Peseschkian beschuldigte Israel außerdem, absichtlich die Verhandlungen mit den USA über das iranische Atomprogramm sabotiert zu haben, als Westjerusalem am 13. Juni einen starken Angriff gegen Teherans nukleare Infrastruktur, militärische Einrichtungen und hohe Kommandeure startete.
"Wir waren mittendrin, Gespräche mit den USA zu führen [...] Uns wurde gesagt: 'Solange wir Israel keine Erlaubnis geben, werden sie euch nicht angreifen'", sagte er. "Aber plötzlich torpedierte Israel den Verhandlungstisch [...] Sie haben die Diplomatie völlig ruiniert und zerstört."

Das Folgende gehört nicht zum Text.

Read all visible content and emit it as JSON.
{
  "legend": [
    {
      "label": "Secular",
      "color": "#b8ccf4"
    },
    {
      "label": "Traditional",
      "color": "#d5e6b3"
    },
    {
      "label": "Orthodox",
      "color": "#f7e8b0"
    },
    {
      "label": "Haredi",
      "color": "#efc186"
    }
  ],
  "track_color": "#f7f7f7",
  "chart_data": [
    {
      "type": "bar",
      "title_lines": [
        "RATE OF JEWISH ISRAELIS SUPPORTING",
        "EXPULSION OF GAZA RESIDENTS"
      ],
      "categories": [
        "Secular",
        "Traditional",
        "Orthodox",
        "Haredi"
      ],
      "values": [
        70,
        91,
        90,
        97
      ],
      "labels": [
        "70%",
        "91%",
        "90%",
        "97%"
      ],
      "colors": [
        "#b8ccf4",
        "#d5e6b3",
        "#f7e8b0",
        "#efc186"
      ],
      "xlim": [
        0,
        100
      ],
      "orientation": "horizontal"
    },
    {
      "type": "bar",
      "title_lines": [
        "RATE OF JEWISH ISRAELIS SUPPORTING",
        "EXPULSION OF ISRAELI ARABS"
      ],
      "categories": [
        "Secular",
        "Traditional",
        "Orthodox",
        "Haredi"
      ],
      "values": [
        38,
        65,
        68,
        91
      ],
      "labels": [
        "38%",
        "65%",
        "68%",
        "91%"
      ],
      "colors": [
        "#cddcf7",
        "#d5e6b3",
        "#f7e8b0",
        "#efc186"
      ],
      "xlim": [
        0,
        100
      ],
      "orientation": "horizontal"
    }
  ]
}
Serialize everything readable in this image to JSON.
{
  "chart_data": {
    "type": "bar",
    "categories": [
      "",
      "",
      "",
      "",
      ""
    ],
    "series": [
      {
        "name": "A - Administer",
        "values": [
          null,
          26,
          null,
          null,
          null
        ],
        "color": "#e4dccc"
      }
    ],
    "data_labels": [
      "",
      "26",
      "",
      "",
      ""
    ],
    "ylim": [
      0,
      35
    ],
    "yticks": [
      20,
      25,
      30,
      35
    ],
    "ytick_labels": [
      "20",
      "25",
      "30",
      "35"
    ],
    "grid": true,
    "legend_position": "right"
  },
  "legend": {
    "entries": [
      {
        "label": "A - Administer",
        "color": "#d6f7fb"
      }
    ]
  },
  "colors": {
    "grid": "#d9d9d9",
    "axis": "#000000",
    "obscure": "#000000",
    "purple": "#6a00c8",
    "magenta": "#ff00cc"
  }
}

Der iranische Präsident bestätigte, dass Iran für Gespräche über die Überwachung seines Nuklearprogramms offen war. Er meinte jedoch, die jüngst erfolgten Angriffe auf die iranischen Atomeinrichtungen hätten vorerst eine Überwachung beinahe unmöglich gemacht. "Wir haben keinen Zugang zu ihnen [den Atomanlagen]. Wir müssen sehen, wie sehr sie beschädigt wurden."
Israel hat Iran schon lange vorgeworfen, nach Atomwaffen zu streben. Berühmt ist der Auftritt Netanjahus mit einem im Comic-Stil gezeichneten Diagramm einer Atombombe bei der UNO 2012, um zu illustrieren, was er Teherans Fortschritte in Richtung einer Atomwaffe nannte. Israel wandte sich 2015 auch gegen den Atomvertrag mit Iran, von dem sich die USA unter Präsident Donald Trump später zurückzogen.
Vor dem Zwölftagekrieg vergangenen Monat hatten die USA und Iran Gespräche geführt, in denen Washington von Teheran forderte, jegliche Urananreicherung zu beenden. Iran wies diese Forderung zurück und merkte an, dass angereichertes Uran als Brennstoff für sein ziviles Atomkraftprogramm erforderlich sei.